Despite these limitations our study offers insight into a less-studied
pediatric technology-dependent patient population. Tracheostomy and
ventilator-dependent children represent a group of patients with complex
medical needs and high health care utilization. Respiratory tract
infections including tracheitis and pneumonia are the most common cause
of hospitalization within this population3-5. There
are no guidelines published for treatment and management of respiratory
tract infections in this patient population. Broad spectrum empiric
antibiotics are frequently used to treat respiratory tract infections in
these children but could increase risk of MDRO acquisition.
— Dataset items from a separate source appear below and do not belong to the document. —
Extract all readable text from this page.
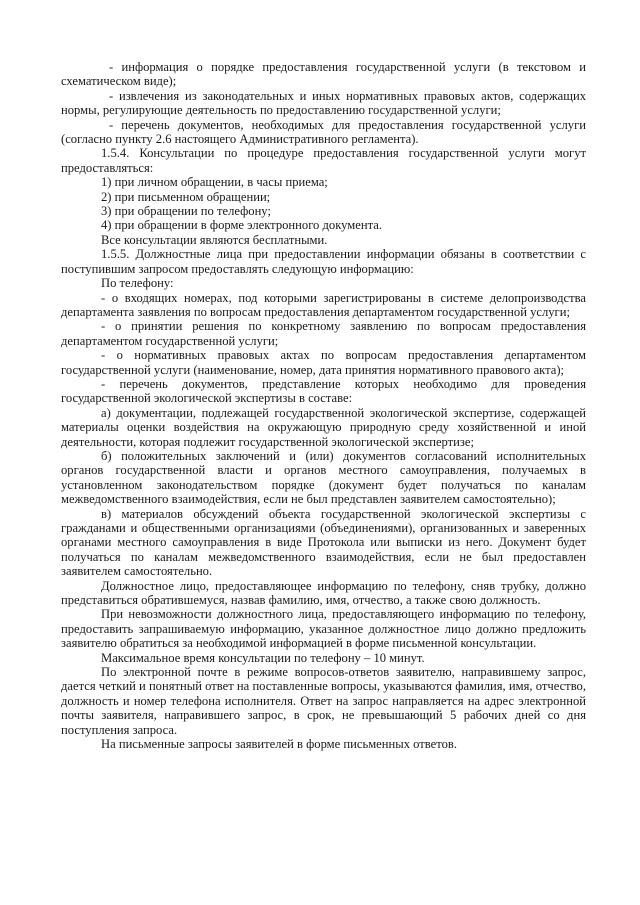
- информация о порядке предоставления государственной услуги (в текстовом и схематическом виде);

- извлечения из законодательных и иных нормативных правовых актов, содержащих нормы, регулирующие деятельность по предоставлению государственной услуги;

- перечень документов, необходимых для предоставления государственной услуги (согласно пункту 2.6 настоящего Административного регламента).

1.5.4. Консультации по процедуре предоставления государственной услуги могут предоставляться:

1) при личном обращении, в часы приема;

2) при письменном обращении;

3) при обращении по телефону;

4) при обращении в форме электронного документа.

Все консультации являются бесплатными.

1.5.5. Должностные лица при предоставлении информации обязаны в соответствии с поступившим запросом предоставлять следующую информацию:

По телефону:

- о входящих номерах, под которыми зарегистрированы в системе делопроизводства департамента заявления по вопросам предоставления департаментом государственной услуги;

- о принятии решения по конкретному заявлению по вопросам предоставления департаментом государственной услуги;

- о нормативных правовых актах по вопросам предоставления департаментом государственной услуги (наименование, номер, дата принятия нормативного правового акта);

- перечень документов, представление которых необходимо для проведения государственной экологической экспертизы в составе:

а) документации, подлежащей государственной экологической экспертизе, содержащей материалы оценки воздействия на окружающую природную среду хозяйственной и иной деятельности, которая подлежит государственной экологической экспертизе;

б) положительных заключений и (или) документов согласований исполнительных органов государственной власти и органов местного самоуправления, получаемых в установленном законодательством порядке (документ будет получаться по каналам межведомственного взаимодействия, если не был представлен заявителем самостоятельно);

в) материалов обсуждений объекта государственной экологической экспертизы с гражданами и общественными организациями (объединениями), организованных и заверенных органами местного самоуправления в виде Протокола или выписки из него. Документ будет получаться по каналам межведомственного взаимодействия, если не был предоставлен заявителем самостоятельно.

Должностное лицо, предоставляющее информацию по телефону, сняв трубку, должно представиться обратившемуся, назвав фамилию, имя, отчество, а также свою должность.

При невозможности должностного лица, предоставляющего информацию по телефону, предоставить запрашиваемую информацию, указанное должностное лицо должно предложить заявителю обратиться за необходимой информацией в форме письменной консультации.

Максимальное время консультации по телефону – 10 минут.

По электронной почте в режиме вопросов-ответов заявителю, направившему запрос, дается четкий и понятный ответ на поставленные вопросы, указываются фамилия, имя, отчество, должность и номер телефона исполнителя. Ответ на запрос направляется на адрес электронной почты заявителя, направившего запрос, в срок, не превышающий 5 рабочих дней со дня поступления запроса.

На письменные запросы заявителей в форме письменных ответов.
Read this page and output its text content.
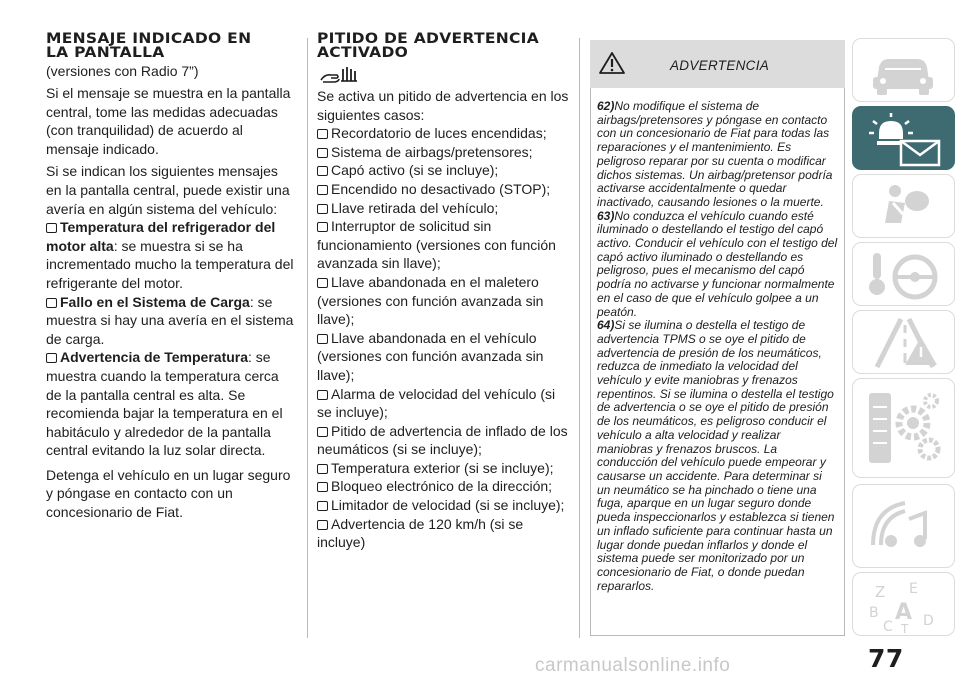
MENSAJE INDICADO EN
LA PANTALLA
(versiones con Radio 7”)

Si el mensaje se muestra en la pantalla central, tome las medidas adecuadas (con tranquilidad) de acuerdo al mensaje indicado.

Si se indican los siguientes mensajes en la pantalla central, puede existir una avería en algún sistema del vehículo:

Temperatura del refrigerador del motor alta: se muestra si se ha incrementado mucho la temperatura del refrigerante del motor.
Fallo en el Sistema de Carga: se muestra si hay una avería en el sistema de carga.
Advertencia de Temperatura: se muestra cuando la temperatura cerca de la pantalla central es alta. Se recomienda bajar la temperatura en el habitáculo y alrededor de la pantalla central evitando la luz solar directa.

Detenga el vehículo en un lugar seguro y póngase en contacto con un concesionario de Fiat.

PITIDO DE ADVERTENCIA
ACTIVADO

Se activa un pitido de advertencia en los siguientes casos:

Recordatorio de luces encendidas;
Sistema de airbags/pretensores;
Capó activo (si se incluye);
Encendido no desactivado (STOP);
Llave retirada del vehículo;
Interruptor de solicitud sin funcionamiento (versiones con función avanzada sin llave);
Llave abandonada en el maletero (versiones con función avanzada sin llave);
Llave abandonada en el vehículo (versiones con función avanzada sin llave);
Alarma de velocidad del vehículo (si se incluye);
Pitido de advertencia de inflado de los neumáticos (si se incluye);
Temperatura exterior (si se incluye);
Bloqueo electrónico de la dirección;
Limitador de velocidad (si se incluye);
Advertencia de 120 km/h (si se incluye)
ADVERTENCIA

62)No modifique el sistema de airbags/pretensores y póngase en contacto con un concesionario de Fiat para todas las reparaciones y el mantenimiento. Es peligroso reparar por su cuenta o modificar dichos sistemas. Un airbag/pretensor podría activarse accidentalmente o quedar inactivado, causando lesiones o la muerte.

63)No conduzca el vehículo cuando esté iluminado o destellando el testigo del capó activo. Conducir el vehículo con el testigo del capó activo iluminado o destellando es peligroso, pues el mecanismo del capó podría no activarse y funcionar normalmente en el caso de que el vehículo golpee a un peatón.

64)Si se ilumina o destella el testigo de advertencia TPMS o se oye el pitido de advertencia de presión de los neumáticos, reduzca de inmediato la velocidad del vehículo y evite maniobras y frenazos repentinos. Si se ilumina o destella el testigo de advertencia o se oye el pitido de presión de los neumáticos, es peligroso conducir el vehículo a alta velocidad y realizar maniobras y frenazos bruscos. La conducción del vehículo puede empeorar y causarse un accidente. Para determinar si un neumático se ha pinchado o tiene una fuga, aparque en un lugar seguro donde pueda inspeccionarlos y establezca si tienen un inflado suficiente para continuar hasta un lugar donde puedan inflarlos y donde el sistema puede ser monitorizado por un concesionario de Fiat, o donde puedan repararlos.	Z E
B A
C T D
77
carmanualsonline.info
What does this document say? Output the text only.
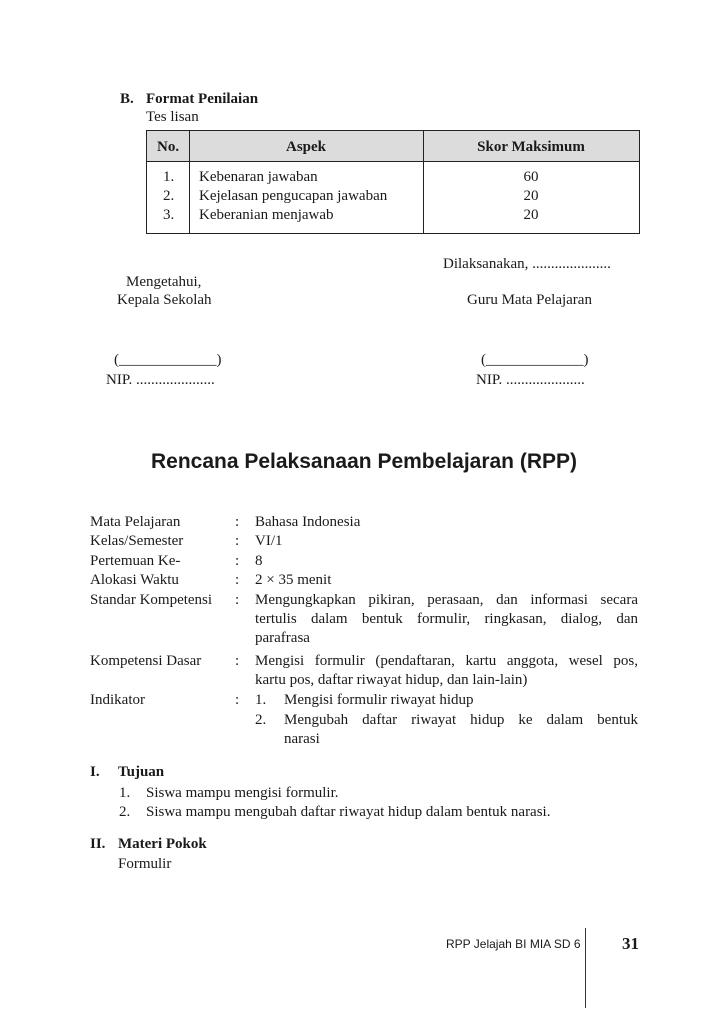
B. Format Penilaian
Tes lisan
No.	Aspek	Skor Maksimum
1. Kebenaran jawaban	60
2. Kejelasan pengucapan jawaban	20
3. Keberanian menjawab	20
Dilaksanakan, .....................
Mengetahui,
Kepala Sekolah	Guru Mata Pelajaran
(_____________)	(_____________)
NIP. .....................	NIP. .....................
Rencana Pelaksanaan Pembelajaran (RPP)
Mata Pelajaran	: Bahasa Indonesia
Kelas/Semester	: VI/1
Pertemuan Ke-	: 8
Alokasi Waktu	: 2 × 35 menit
Standar Kompetensi : Mengungkapkan pikiran, perasaan, dan informasi secara
tertulis dalam bentuk formulir, ringkasan, dialog, dan
parafrasa
Kompetensi Dasar : Mengisi formulir (pendaftaran, kartu anggota, wesel pos,
kartu pos, daftar riwayat hidup, dan lain-lain)
Indikator	: 1. Mengisi formulir riwayat hidup
2. Mengubah daftar riwayat hidup ke dalam bentuk
narasi
I. Tujuan
1. Siswa mampu mengisi formulir.
2. Siswa mampu mengubah daftar riwayat hidup dalam bentuk narasi.
II. Materi Pokok
Formulir
RPP Jelajah BI MIA SD 6 31
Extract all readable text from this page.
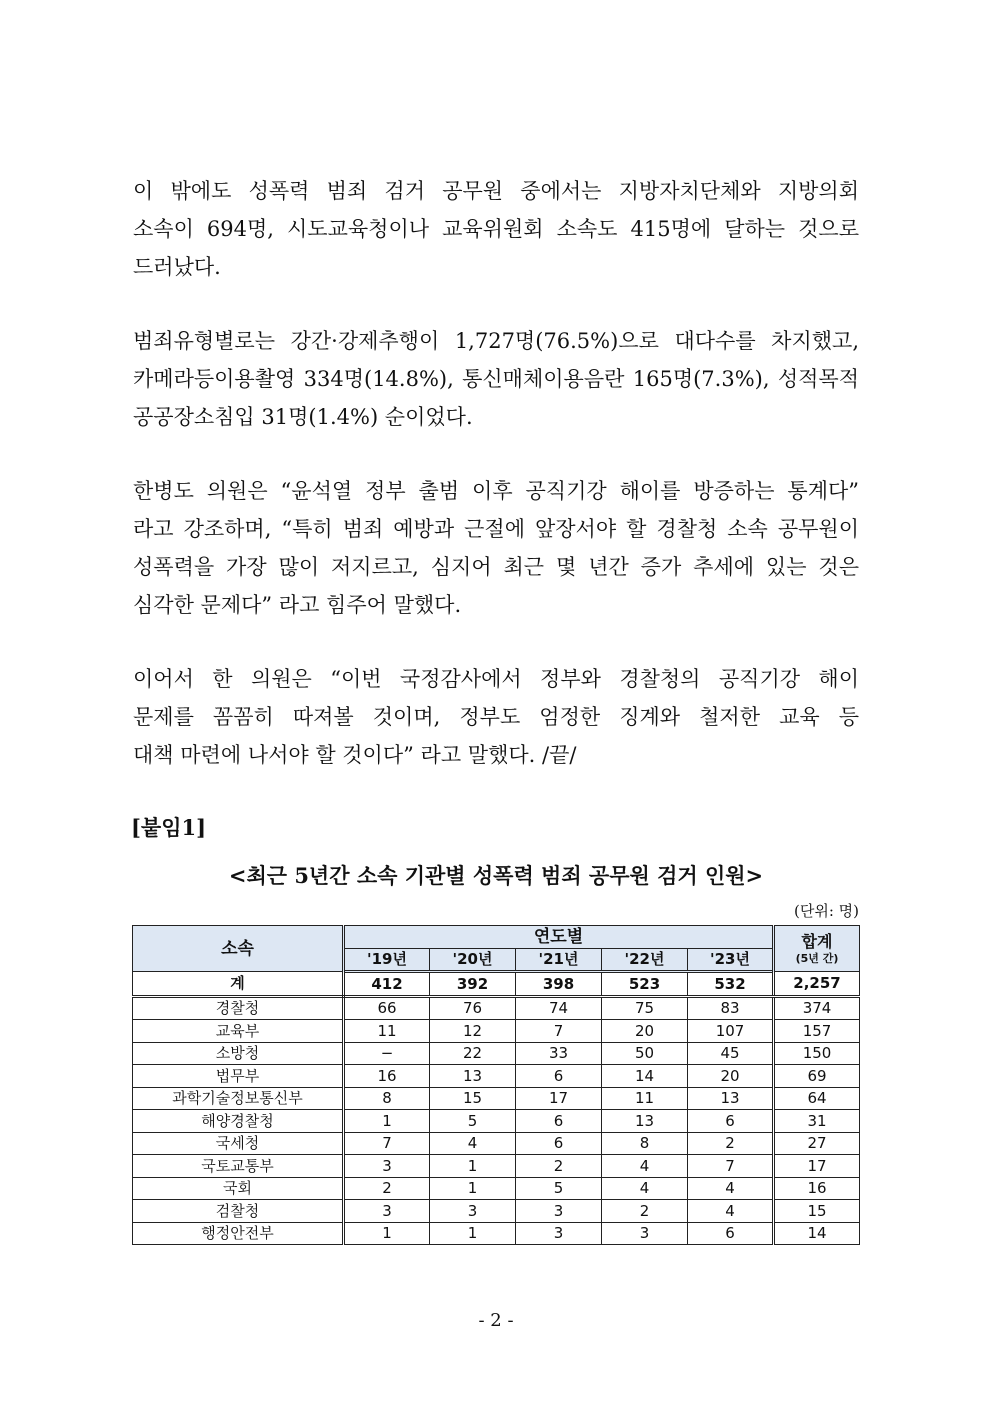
이 밖에도 성폭력 범죄 검거 공무원 중에서는 지방자치단체와 지방의회
소속이 694명, 시도교육청이나 교육위원회 소속도 415명에 달하는 것으로
드러났다.
범죄유형별로는 강간·강제추행이 1,727명(76.5%)으로 대다수를 차지했고,
카메라등이용촬영 334명(14.8%), 통신매체이용음란 165명(7.3%), 성적목적
공공장소침입 31명(1.4%) 순이었다.
한병도 의원은 “윤석열 정부 출범 이후 공직기강 해이를 방증하는 통계다”
라고 강조하며, “특히 범죄 예방과 근절에 앞장서야 할 경찰청 소속 공무원이
성폭력을 가장 많이 저지르고, 심지어 최근 몇 년간 증가 추세에 있는 것은
심각한 문제다” 라고 힘주어 말했다.
이어서 한 의원은 “이번 국정감사에서 정부와 경찰청의 공직기강 해이
문제를 꼼꼼히 따져볼 것이며, 정부도 엄정한 징계와 철저한 교육 등
대책 마련에 나서야 할 것이다” 라고 말했다. /끝/
[붙임1]
<최근 5년간 소속 기관별 성폭력 범죄 공무원 검거 인원>
(단위: 명)
소속	연도별					합계
(5년 간)

	'19년	'20년	'21년	'22년	'23년	
계	412	392	398	523	532	2,257
경찰청	66	76	74	75	83	374
교육부	11	12	7	20	107	157
소방청	−	22	33	50	45	150
법무부	16	13	6	14	20	69
과학기술정보통신부	8	15	17	11	13	64
해양경찰청	1	5	6	13	6	31
국세청	7	4	6	8	2	27
국토교통부	3	1	2	4	7	17
국회	2	1	5	4	4	16
검찰청	3	3	3	2	4	15
행정안전부	1	1	3	3	6	14
- 2 -
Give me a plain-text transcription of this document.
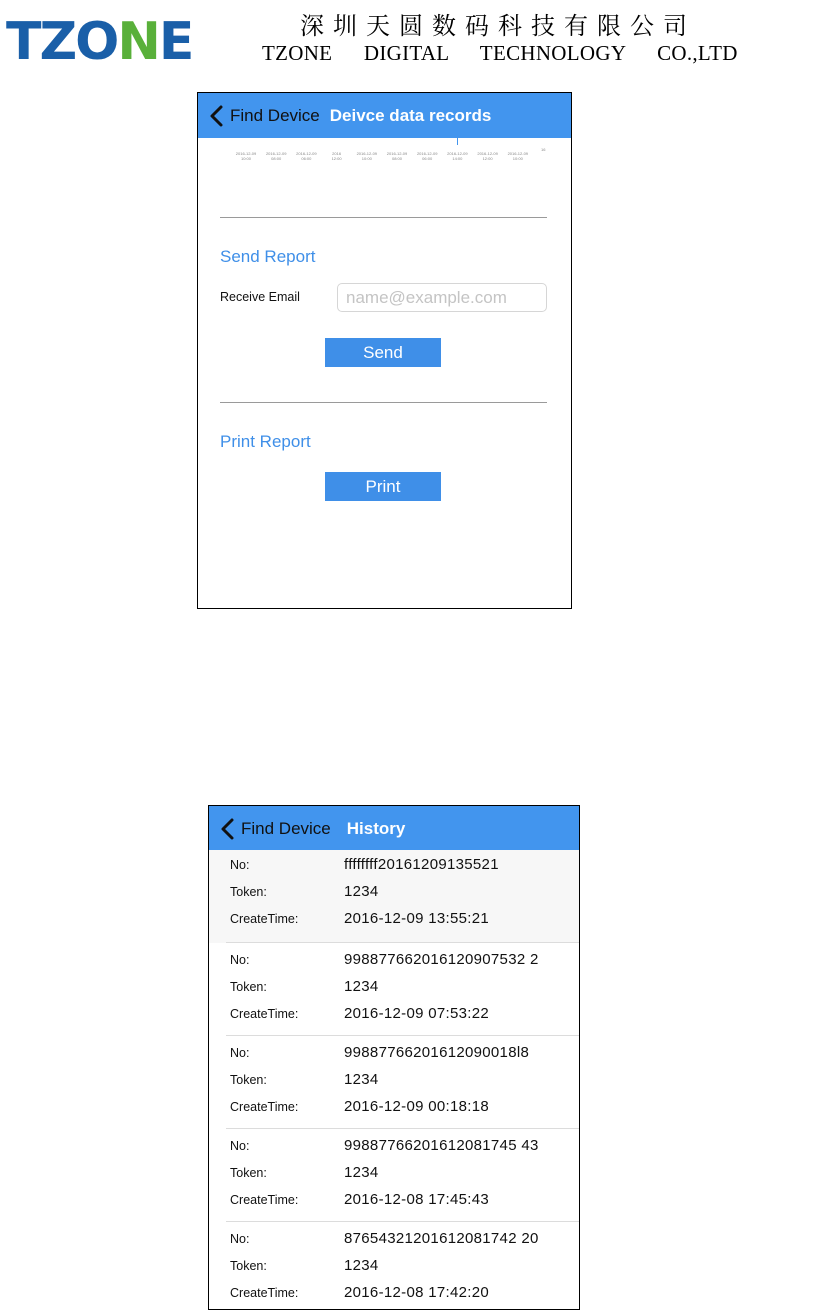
TZONE	深圳天圆数码科技有限公司
TZONE DIGITAL TECHNOLOGY CO.,LTD
Find Device Deivce data records
2016-12-09
10:00
2016-12-09
08:00
2016-12-09
06:00
2016
12:00
2016-12-09
10:00
2016-12-09
08:00
2016-12-09
06:00
2016-12-09
14:00
2016-12-09
12:00
2016-12-09
10:00
16
Send Report
Receive Email
name@example.com
Send
Print Report
Print
Find Device History
No:	ffffffff20161209135521
Token:	1234
CreateTime:	2016-12-09 13:55:21
No:	998877662016120907532 2
Token:	1234
CreateTime:	2016-12-09 07:53:22
No:	99887766201612090018l8
Token:	1234
CreateTime:	2016-12-09 00:18:18
No:	99887766201612081745 43
Token:	1234
CreateTime:	2016-12-08 17:45:43
No:	87654321201612081742 20
Token:	1234
CreateTime:	2016-12-08 17:42:20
Our study
suggests that more antibiotic usage and hospitalizations may increase
risk of MDRO positivity. This specific group of patients could benefit
from increased antibiotic stewardship focus with a tailored antibiotic
strategy. Additional studies are needed to help develop guidelines for
treatment of respiratory tract infections in tracheostomy and
ventilator-dependent children with the goal of minimizing the emergence
of MDROs.
Acknowledgments : We thank Hongjie Gu, MS and Michael
Wallendorf, PhD who provided statistical analysis through Division of
Biostatistics at Washington University School of Medicine.